Zimbabwe has enjoyed since independence a very low level of violent crime, largely because of the efforts of the Zimbabwe Republic Police (ZRP) and the willingness and foresight of its commanders to commit adequate resources, even in difficult times, to catching and convicting violent criminals.
If you kill someone in Zimbabwe, or if you commit an armed robbery, the odds are very high that you will be caught.
The courts impose much higher sentences for violent crime than for non-violent crime, but the main deterrent is the high arrest and conviction rate achieved by the police.
Long sentences simply ensure that there is the double deterrent of near certain arrest and then a long spell in jail. So we must keep that high arrest rate.
Yet at the moment the machete gangs are the talk of the town, and even if there are exaggerations, it does appear that armed lawless gangs are moving around gold mining areas, forcing people off claims and robbing them of their hard-earned cash.
That is worrying.
Last week, a police officer was killed by one of these gangs which attacked a grossly outnumbered detachment of police sent to protect a mine and its workers.
We are now seeing similarly armed gangs move into our urban areas, attacking the homes of even well-secured people with overwhelming numbers.
The police obviously have a large number of responsibilities and have to juggle staff and other resources to cover these.
We have all seen “blitzes” where more manpower and resources are allocated to a particular operation to curb or prevent a particular nuisance.
Yet the police must now take a stronger lead in the battle against violent crime.
This, from a layman’s point of view, seems to involve several measures.
The CID might well need to be reinforced, especially the homicide section that deals with violent crime and has done so well for so long.
It appears that more officers need to be assigned when gangs are confronted.
One major problem from the police reports of that killing at Battlefields was that four officers were facing a large gang.
Normally four police officers can handle a great deal, but confronting a large determined violent gang is not one of these.
This implies that officers in charge of stations and their superiors at district level need to be able to call for reinforcements quickly.
Fortunately, ZRP has been training quick reaction units and has the Support Unit of officers trained and armed to cope with large violent armed gangs.
This might require squads of such officers assigned to stations or district headquarters and on standby so that a suitable reinforcement can be sent very quickly.
That must also require, considering scarce resources, some sort of rearrangement of transport.

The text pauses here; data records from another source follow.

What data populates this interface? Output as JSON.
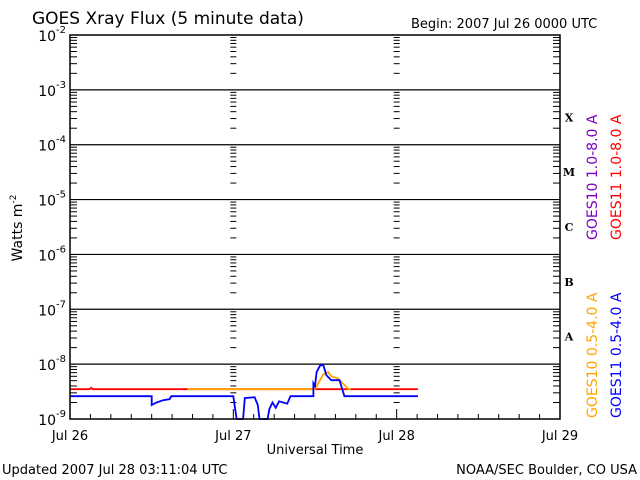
{
  "chart_data": {
    "type": "line",
    "title": "GOES Xray Flux (5 minute data)",
    "begin_label": "Begin:  2007 Jul 26 0000 UTC",
    "xlabel": "Universal Time",
    "ylabel": "Watts m",
    "ylabel_sup": "-2",
    "x_unit": "days since 2007 Jul 26 0000 UTC",
    "xlim": [
      0,
      3
    ],
    "x_ticks": [
      {
        "v": 0,
        "label": "Jul 26"
      },
      {
        "v": 1,
        "label": "Jul 27"
      },
      {
        "v": 2,
        "label": "Jul 28"
      },
      {
        "v": 3,
        "label": "Jul 29"
      }
    ],
    "yscale": "log",
    "ylim": [
      1e-09,
      0.01
    ],
    "y_ticks": [
      {
        "exp": "-2"
      },
      {
        "exp": "-3"
      },
      {
        "exp": "-4"
      },
      {
        "exp": "-5"
      },
      {
        "exp": "-6"
      },
      {
        "exp": "-7"
      },
      {
        "exp": "-8"
      },
      {
        "exp": "-9"
      }
    ],
    "y_tick_base": "10",
    "flare_classes": [
      {
        "label": "X",
        "v": 0.000316
      },
      {
        "label": "M",
        "v": 3.16e-05
      },
      {
        "label": "C",
        "v": 3.16e-06
      },
      {
        "label": "B",
        "v": 3.16e-07
      },
      {
        "label": "A",
        "v": 3.16e-08
      }
    ],
    "grid": true,
    "legend_placement": "right",
    "series": [
      {
        "name": "GOES10 1.0-8.0 A",
        "color": "#7f00c0",
        "points": [
          [
            0.69,
            3.5e-09
          ],
          [
            0.71,
            3.5e-09
          ]
        ]
      },
      {
        "name": "GOES11 1.0-8.0 A",
        "color": "#ff0000",
        "points": [
          [
            0.0,
            3.5e-09
          ],
          [
            0.12,
            3.5e-09
          ],
          [
            0.13,
            3.7e-09
          ],
          [
            0.14,
            3.5e-09
          ],
          [
            2.13,
            3.5e-09
          ]
        ]
      },
      {
        "name": "GOES10 0.5-4.0 A",
        "color": "#ffa500",
        "points": [
          [
            0.72,
            3.5e-09
          ],
          [
            0.78,
            3.5e-09
          ],
          [
            1.5,
            3.5e-09
          ],
          [
            1.55,
            6.5e-09
          ],
          [
            1.58,
            7.2e-09
          ],
          [
            1.6,
            6e-09
          ],
          [
            1.64,
            5.5e-09
          ],
          [
            1.67,
            4.5e-09
          ],
          [
            1.7,
            3.6e-09
          ],
          [
            1.72,
            3.5e-09
          ]
        ]
      },
      {
        "name": "GOES11 0.5-4.0 A",
        "color": "#0000ff",
        "points": [
          [
            0.0,
            2.6e-09
          ],
          [
            0.5,
            2.6e-09
          ],
          [
            0.5,
            1.8e-09
          ],
          [
            0.53,
            2e-09
          ],
          [
            0.57,
            2.2e-09
          ],
          [
            0.61,
            2.3e-09
          ],
          [
            0.62,
            2.6e-09
          ],
          [
            1.0,
            2.6e-09
          ],
          [
            1.01,
            1.6e-09
          ],
          [
            1.02,
            1e-09
          ],
          [
            1.06,
            1e-09
          ],
          [
            1.07,
            2.4e-09
          ],
          [
            1.13,
            2.5e-09
          ],
          [
            1.15,
            1.8e-09
          ],
          [
            1.16,
            1e-09
          ],
          [
            1.21,
            1e-09
          ],
          [
            1.22,
            1.5e-09
          ],
          [
            1.24,
            2e-09
          ],
          [
            1.26,
            1.6e-09
          ],
          [
            1.28,
            2.1e-09
          ],
          [
            1.33,
            1.9e-09
          ],
          [
            1.35,
            2.6e-09
          ],
          [
            1.49,
            2.6e-09
          ],
          [
            1.49,
            4.5e-09
          ],
          [
            1.5,
            4e-09
          ],
          [
            1.51,
            7.2e-09
          ],
          [
            1.53,
            9.3e-09
          ],
          [
            1.55,
            9.8e-09
          ],
          [
            1.57,
            6.3e-09
          ],
          [
            1.6,
            5.1e-09
          ],
          [
            1.65,
            5.1e-09
          ],
          [
            1.68,
            2.6e-09
          ],
          [
            2.13,
            2.6e-09
          ]
        ]
      }
    ]
  },
  "footer": {
    "updated": "Updated 2007 Jul 28 03:11:04 UTC",
    "credit": "NOAA/SEC Boulder, CO USA"
  }
}
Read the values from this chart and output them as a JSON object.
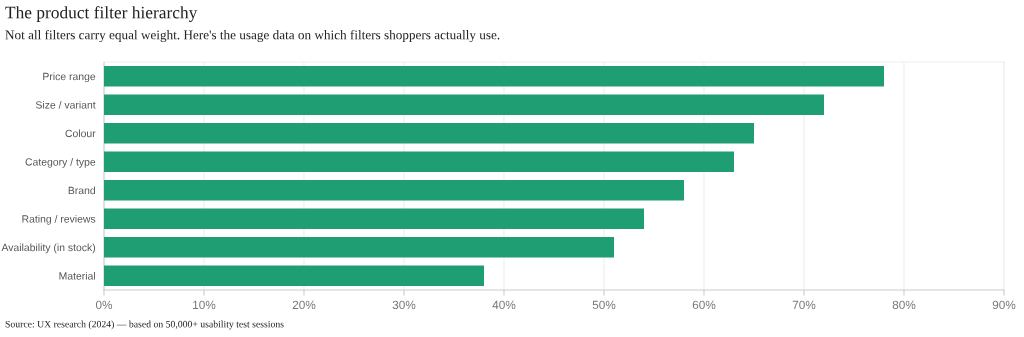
{
  "chart_data": {
    "type": "bar",
    "orientation": "horizontal",
    "title": "The product filter hierarchy",
    "subtitle": "Not all filters carry equal weight. Here's the usage data on which filters shoppers actually use.",
    "categories": [
      "Price range",
      "Size / variant",
      "Colour",
      "Category / type",
      "Brand",
      "Rating / reviews",
      "Availability (in stock)",
      "Material"
    ],
    "values": [
      78,
      72,
      65,
      63,
      58,
      54,
      51,
      38
    ],
    "color": "#1f9e74",
    "xlim": [
      0,
      90
    ],
    "xticks": [
      {
        "value": 0,
        "label": "0%"
      },
      {
        "value": 10,
        "label": "10%"
      },
      {
        "value": 20,
        "label": "20%"
      },
      {
        "value": 30,
        "label": "30%"
      },
      {
        "value": 40,
        "label": "40%"
      },
      {
        "value": 50,
        "label": "50%"
      },
      {
        "value": 60,
        "label": "60%"
      },
      {
        "value": 70,
        "label": "70%"
      },
      {
        "value": 80,
        "label": "80%"
      },
      {
        "value": 90,
        "label": "90%"
      }
    ],
    "grid": "x",
    "annotations": [
      "Source: UX research (2024) — based on 50,000+ usability test sessions"
    ]
  }
}
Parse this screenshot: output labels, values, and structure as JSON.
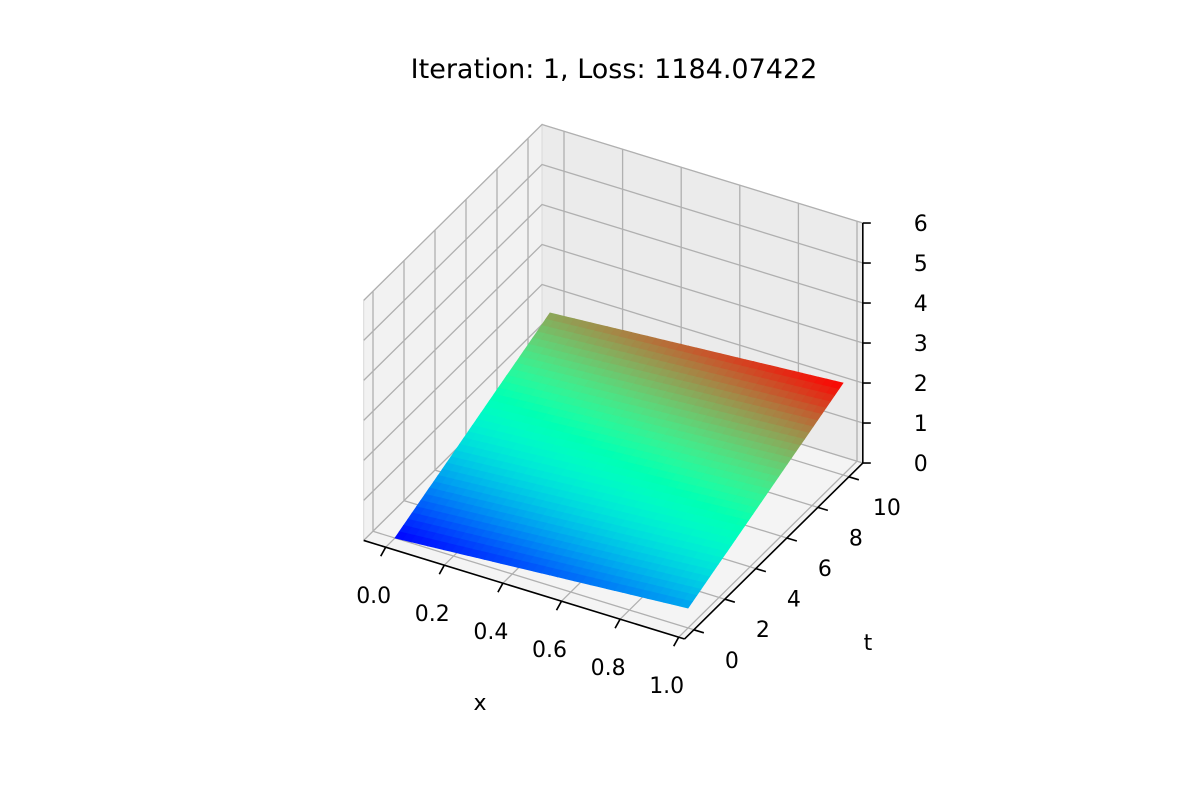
{
  "chart_data": {
    "type": "surface3d",
    "title": "Iteration: 1, Loss: 1184.07422",
    "xlabel": "x",
    "ylabel": "t",
    "zlabel": "",
    "x_ticks": [
      "0.0",
      "0.2",
      "0.4",
      "0.6",
      "0.8",
      "1.0"
    ],
    "t_ticks": [
      "0",
      "2",
      "4",
      "6",
      "8",
      "10"
    ],
    "z_ticks": [
      "0",
      "1",
      "2",
      "3",
      "4",
      "5",
      "6"
    ],
    "xlim": [
      0,
      1
    ],
    "tlim": [
      0,
      10
    ],
    "zlim": [
      0,
      6
    ],
    "grid": true,
    "colormap": "rainbow",
    "surface": {
      "corners": [
        {
          "x": 0.0,
          "t": 0,
          "z": 0.0
        },
        {
          "x": 1.0,
          "t": 0,
          "z": 0.5
        },
        {
          "x": 1.0,
          "t": 10,
          "z": 2.3
        },
        {
          "x": 0.0,
          "t": 10,
          "z": 1.8
        }
      ]
    }
  }
}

But no matter what reassignments and reorganisation is done by the police, it will come to naught unless the public is willing, able and keen to play its part.
A squad of armed policemen cannot confront a gang of robbers unless they know where that gang is, what it is doing, how it is moving and where it is going.
But many ordinary people are looking at them and can at least report.
The police have advised householders to ensure their premises are secure.
This is good advice.
Even the best security will not stop a determined gang, but it will delay it and that delay can be used by everyone to get something effective done.
We are confident from past performance that the police can defeat the robber gangs.
But that might require adjusting staff levels and assignments and must bring in the public, at least as the eyes and ears of the police.
When it comes to violent crime, differences of opinion are minimal.
We can all work together to beat it. Doing so would be a good start to the new year.
We need to see confidence in the banking sector restored so that people don’t keep large amounts of money in homes.
In Zimbabwe it is rare for big businesses to be attacked by robbers because they have proper security and generally bank whatever cash they have.
It is the informal sector, where large amounts of cash circulate, that is a big attraction for these gangs.
Zimbabwe has enough political and economic challenges to deal with and should not allow violent crime to become one of them.